Citizen-Comrade: a term made up, recognizes a dual imperative:
Comrade recalls a shared past, and the brotherhood we formed in defying the oppression of apartheid.
Citizen recognizes the new role we now play, as no longer victims of an external force, but as human beings with certain responsibilities.
The burden of responsibility is simply not only to our fellow citizens, with whom we must co-habit a shared space, equally. It is truly an eternal weight of responsibility, which the names of Nelson Mandela and Chris Hani impinge on us to follow through, as well as the names of those who are yet-to-be-born, who must follow.
James Baldwin, expressed it well when he wrote: “Generations do not cease to be born, and we are responsible to them because we are the only witnesses they have.”
We must anticipate the questions our children’s children will ask, and be able to provide answers to them. How will we answer, when they ask, “You said there was corruption, but what did you do about?”; “We understand that democracy was new, and constitutions were yet known, but how did you uphold the integrity thereof?”
If we are find ourselves unable to respond adequately to these questions in our lifetime then we can conclude that we have reached a state of paralysis.
Perhaps the double-barrel of Citizen-Comrade, is an admission of this paralysis and a pursuit of a way out, by defining our a state as in-transition.

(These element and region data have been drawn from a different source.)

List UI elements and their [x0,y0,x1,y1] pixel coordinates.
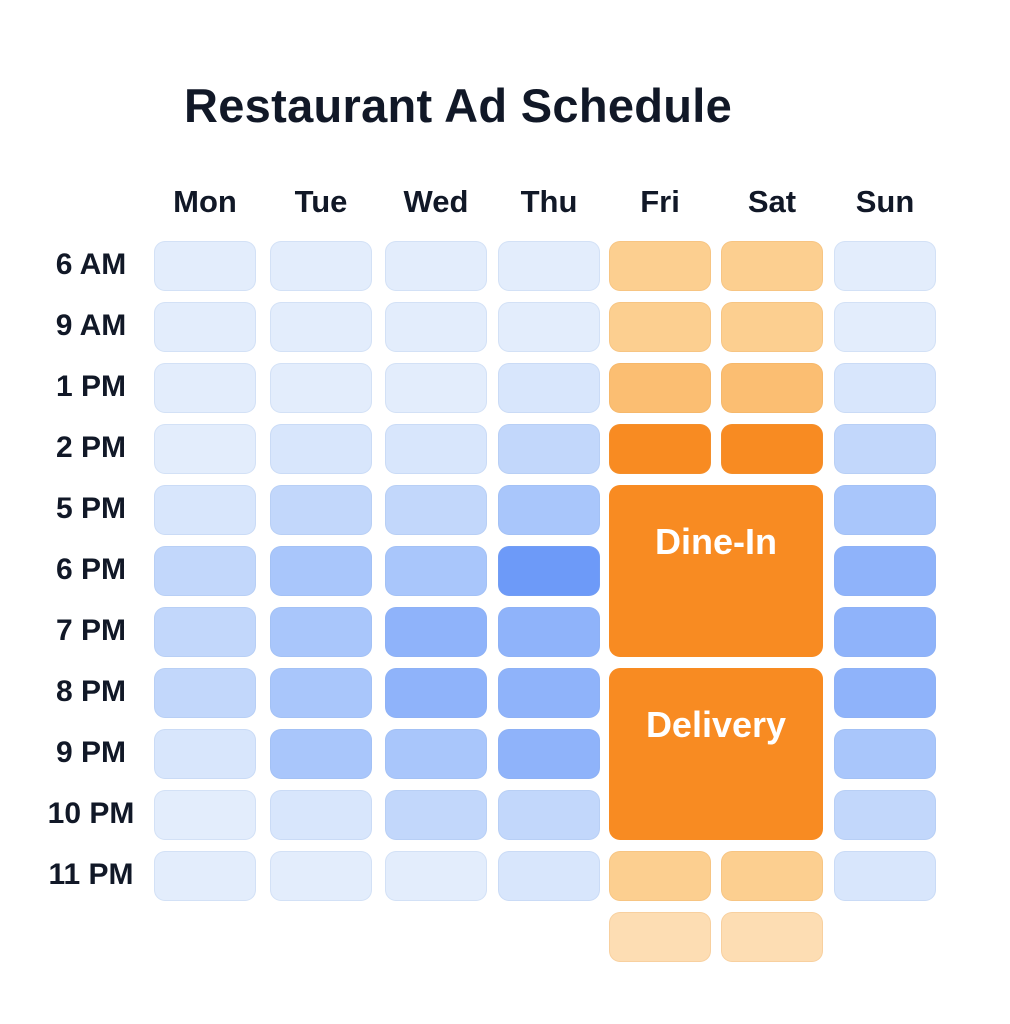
block-dine-in: Dine-In [609,485,823,657]
column-label-sat: Sat [747,184,797,219]
cell-sun-9-am [834,302,936,352]
cell-wed-7-pm [385,607,487,657]
cell-sat-9-am [721,302,823,352]
column-label-sun: Sun [855,184,915,219]
cell-thu-6-am [498,241,600,291]
cell-tue-2-pm [270,424,372,474]
column-label-mon: Mon [173,184,237,219]
cell-fri-6-am [609,241,711,291]
cell-thu-8-pm [498,668,600,718]
cell-sun-8-pm [834,668,936,718]
cell-thu-7-pm [498,607,600,657]
cell-mon-6-am [154,241,256,291]
cell-mon-1-pm [154,363,256,413]
cell-sat-1-pm [721,363,823,413]
cell-thu-9-am [498,302,600,352]
cell-wed-9-am [385,302,487,352]
cell-sat-2-pm [721,424,823,474]
row-label-9-am: 9 AM [55,309,127,342]
column-label-wed: Wed [403,184,469,219]
row-label-1-pm: 1 PM [55,370,127,403]
cell-mon-7-pm [154,607,256,657]
block-delivery: Delivery [609,668,823,840]
row-label-10-pm: 10 PM [47,797,135,830]
cell-wed-6-am [385,241,487,291]
cell-wed-11-pm [385,851,487,901]
cell-thu-10-pm [498,790,600,840]
cell-mon-6-pm [154,546,256,596]
cell-sun-2-pm [834,424,936,474]
cell-sun-6-pm [834,546,936,596]
cell-tue-6-pm [270,546,372,596]
cell-sun-10-pm [834,790,936,840]
column-label-thu: Thu [520,184,578,219]
cell-mon-2-pm [154,424,256,474]
chart-title: Restaurant Ad Schedule [184,79,733,132]
cell-sun-11-pm [834,851,936,901]
cell-wed-8-pm [385,668,487,718]
cell-mon-9-pm [154,729,256,779]
cell-mon-8-pm [154,668,256,718]
cell-wed-9-pm [385,729,487,779]
cell-mon-5-pm [154,485,256,535]
block-label: Delivery [645,704,787,745]
cell-wed-1-pm [385,363,487,413]
cell-tue-9-pm [270,729,372,779]
cell-thu-2-pm [498,424,600,474]
cell-sun-5-pm [834,485,936,535]
cell-wed-10-pm [385,790,487,840]
row-label-5-pm: 5 PM [55,492,127,525]
cell-sun-9-pm [834,729,936,779]
cell-fri-extra [609,912,711,962]
row-label-2-pm: 2 PM [55,431,127,464]
cell-sun-1-pm [834,363,936,413]
cell-sat-6-am [721,241,823,291]
row-label-9-pm: 9 PM [55,736,127,769]
cell-sun-7-pm [834,607,936,657]
cell-tue-10-pm [270,790,372,840]
cell-mon-11-pm [154,851,256,901]
cell-tue-8-pm [270,668,372,718]
cell-tue-6-am [270,241,372,291]
cell-fri-2-pm [609,424,711,474]
cell-thu-1-pm [498,363,600,413]
cell-sat-extra [721,912,823,962]
cell-thu-9-pm [498,729,600,779]
cell-tue-9-am [270,302,372,352]
cell-mon-9-am [154,302,256,352]
row-label-7-pm: 7 PM [55,614,127,647]
cell-tue-1-pm [270,363,372,413]
column-label-tue: Tue [294,184,348,219]
cell-tue-11-pm [270,851,372,901]
cell-fri-1-pm [609,363,711,413]
row-label-8-pm: 8 PM [55,675,127,708]
row-label-6-pm: 6 PM [55,553,127,586]
column-label-fri: Fri [640,184,680,219]
cell-wed-2-pm [385,424,487,474]
row-label-6-am: 6 AM [55,248,127,281]
cell-thu-11-pm [498,851,600,901]
cell-fri-9-am [609,302,711,352]
cell-tue-7-pm [270,607,372,657]
cell-fri-11-pm [609,851,711,901]
block-label: Dine-In [655,521,777,562]
cell-sun-6-am [834,241,936,291]
cell-mon-10-pm [154,790,256,840]
cell-tue-5-pm [270,485,372,535]
cell-wed-5-pm [385,485,487,535]
cell-wed-6-pm [385,546,487,596]
cell-thu-6-pm [498,546,600,596]
cell-thu-5-pm [498,485,600,535]
cell-sat-11-pm [721,851,823,901]
row-label-11-pm: 11 PM [48,858,134,891]
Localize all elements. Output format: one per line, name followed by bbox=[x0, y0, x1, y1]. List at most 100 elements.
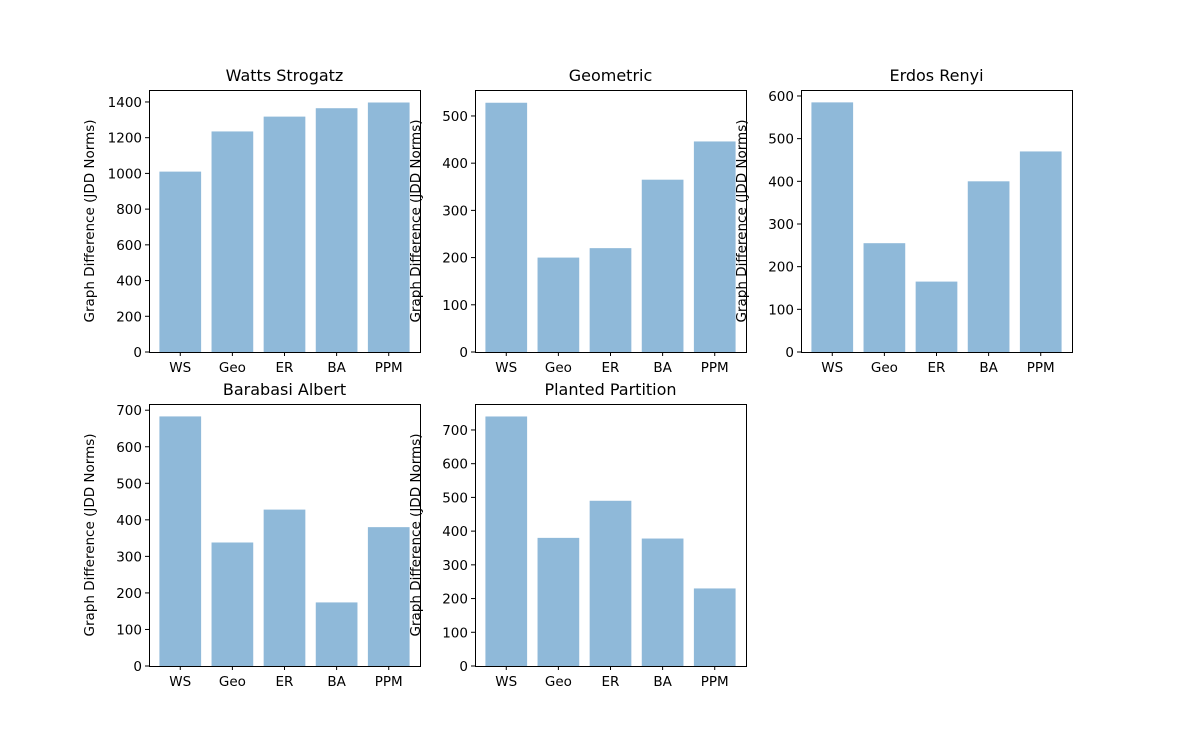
y-tick-label: 600 bbox=[116, 238, 142, 254]
x-tick-label: ER bbox=[928, 360, 946, 376]
y-tick-label: 100 bbox=[442, 298, 468, 314]
y-tick-label: 200 bbox=[768, 260, 794, 276]
bar-ba bbox=[641, 538, 684, 666]
y-tick-label: 200 bbox=[116, 586, 142, 602]
y-tick-label: 400 bbox=[116, 274, 142, 290]
y-tick-label: 600 bbox=[116, 440, 142, 456]
bar-ba bbox=[967, 181, 1010, 352]
bar-ws bbox=[485, 416, 528, 666]
subplot-3: 0 100 200 300 400 500 600 WS Geo ER BA PPM Erdos Ren… bbox=[734, 66, 1073, 376]
y-tick-label: 100 bbox=[116, 622, 142, 638]
bar-ba bbox=[315, 602, 358, 666]
y-tick-label: 200 bbox=[116, 309, 142, 325]
y-tick-label: 300 bbox=[768, 217, 794, 233]
x-tick-label: WS bbox=[821, 360, 843, 376]
x-tick-label: BA bbox=[327, 674, 346, 690]
y-tick-label: 600 bbox=[768, 89, 794, 105]
y-tick-label: 800 bbox=[116, 202, 142, 218]
x-tick-label: ER bbox=[276, 360, 294, 376]
bar-ws bbox=[159, 416, 202, 666]
y-tick-label: 500 bbox=[768, 132, 794, 148]
y-tick-label: 400 bbox=[442, 524, 468, 540]
y-tick-label: 700 bbox=[442, 423, 468, 439]
y-tick-label: 300 bbox=[442, 558, 468, 574]
bar-er bbox=[589, 500, 632, 666]
x-tick-label: PPM bbox=[701, 360, 729, 376]
y-tick-label: 0 bbox=[459, 345, 468, 361]
bar-ppm bbox=[367, 527, 410, 666]
bar-ba bbox=[315, 108, 358, 352]
y-axis-label: Graph Difference (JDD Norms) bbox=[82, 433, 98, 636]
x-tick-label: WS bbox=[169, 674, 191, 690]
y-tick-label: 0 bbox=[785, 345, 794, 361]
y-tick-label: 500 bbox=[442, 109, 468, 125]
subplot-5: 0 100 200 300 400 500 600 700 WS Geo ER BA PPM Plante… bbox=[408, 380, 747, 690]
bar-ppm bbox=[693, 588, 736, 666]
x-tick-label: Geo bbox=[871, 360, 898, 376]
y-tick-label: 0 bbox=[133, 659, 142, 675]
x-tick-label: Geo bbox=[219, 360, 246, 376]
x-tick-label: PPM bbox=[1027, 360, 1055, 376]
bar-geo bbox=[537, 257, 580, 352]
chart-title: Barabasi Albert bbox=[223, 380, 346, 399]
bar-er bbox=[915, 281, 958, 352]
y-tick-label: 300 bbox=[116, 549, 142, 565]
bar-ppm bbox=[1019, 151, 1062, 352]
chart-title: Planted Partition bbox=[544, 380, 676, 399]
x-tick-label: BA bbox=[327, 360, 346, 376]
chart-title: Geometric bbox=[569, 66, 653, 85]
bar-ppm bbox=[367, 102, 410, 352]
subplot-1: 0 200 400 600 800 1000 1200 1400 WS Geo ER BA PPM Wat… bbox=[82, 66, 421, 376]
bar-er bbox=[589, 248, 632, 352]
bar-geo bbox=[211, 542, 254, 666]
bar-geo bbox=[537, 537, 580, 666]
y-tick-label: 1000 bbox=[108, 166, 142, 182]
y-tick-label: 400 bbox=[116, 513, 142, 529]
y-tick-label: 300 bbox=[442, 203, 468, 219]
bar-ppm bbox=[693, 141, 736, 352]
bar-ws bbox=[485, 102, 528, 353]
x-tick-label: BA bbox=[653, 674, 672, 690]
bar-er bbox=[263, 509, 306, 666]
y-axis-label: Graph Difference (JDD Norms) bbox=[734, 119, 750, 322]
x-tick-label: PPM bbox=[375, 360, 403, 376]
x-tick-label: PPM bbox=[375, 674, 403, 690]
y-tick-label: 1400 bbox=[108, 95, 142, 111]
y-axis-label: Graph Difference (JDD Norms) bbox=[82, 119, 98, 322]
y-tick-label: 1200 bbox=[108, 131, 142, 147]
x-tick-label: Geo bbox=[545, 674, 572, 690]
bar-geo bbox=[211, 131, 254, 352]
y-tick-label: 0 bbox=[133, 345, 142, 361]
bar-ws bbox=[159, 171, 202, 352]
bar-geo bbox=[863, 243, 906, 352]
y-tick-label: 400 bbox=[442, 156, 468, 172]
x-tick-label: WS bbox=[169, 360, 191, 376]
x-tick-label: Geo bbox=[219, 674, 246, 690]
y-tick-label: 200 bbox=[442, 251, 468, 267]
bar-ba bbox=[641, 179, 684, 352]
y-tick-label: 100 bbox=[442, 625, 468, 641]
x-tick-label: ER bbox=[602, 674, 620, 690]
y-tick-label: 500 bbox=[442, 490, 468, 506]
chart-title: Erdos Renyi bbox=[889, 66, 983, 85]
subplot-4: 0 100 200 300 400 500 600 700 WS Geo ER BA PPM Baraba… bbox=[82, 380, 421, 690]
x-tick-label: WS bbox=[495, 674, 517, 690]
bar-er bbox=[263, 116, 306, 352]
y-tick-label: 400 bbox=[768, 174, 794, 190]
chart-title: Watts Strogatz bbox=[226, 66, 344, 85]
y-tick-label: 0 bbox=[459, 659, 468, 675]
y-tick-label: 200 bbox=[442, 592, 468, 608]
x-tick-label: Geo bbox=[545, 360, 572, 376]
y-tick-label: 500 bbox=[116, 476, 142, 492]
x-tick-label: WS bbox=[495, 360, 517, 376]
x-tick-label: ER bbox=[276, 674, 294, 690]
x-tick-label: PPM bbox=[701, 674, 729, 690]
bar-ws bbox=[811, 102, 854, 352]
y-tick-label: 100 bbox=[768, 302, 794, 318]
subplot-2: 0 100 200 300 400 500 WS Geo ER BA PPM Geometric Gra… bbox=[408, 66, 747, 376]
y-tick-label: 600 bbox=[442, 457, 468, 473]
x-tick-label: BA bbox=[979, 360, 998, 376]
y-axis-label: Graph Difference (JDD Norms) bbox=[408, 433, 424, 636]
x-tick-label: BA bbox=[653, 360, 672, 376]
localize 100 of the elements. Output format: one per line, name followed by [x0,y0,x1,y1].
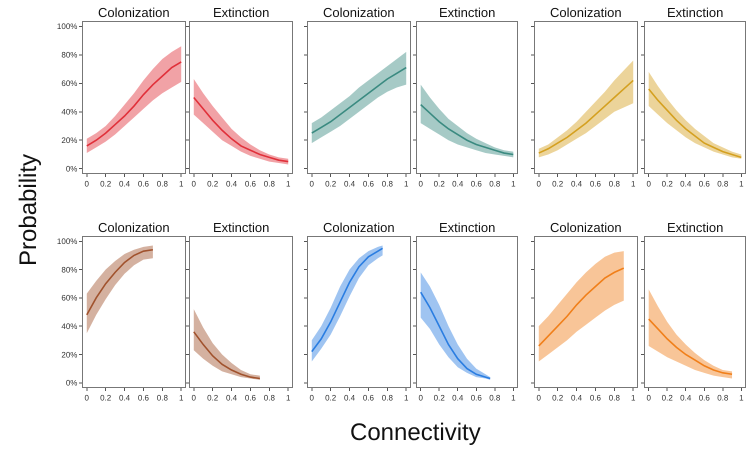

An ancient proverb says that, “He who finds a friend finds a good thing, but a brother is born for adversity.” It means that hardship and struggle may reveal the best of us, traits that seem to disappear in times of prosperity. So the struggle against oppression may have revealed the best of us, we could be brothers, but such brotherhood seems fickle in our times of prosperity, where personal motives supersede collective efforts.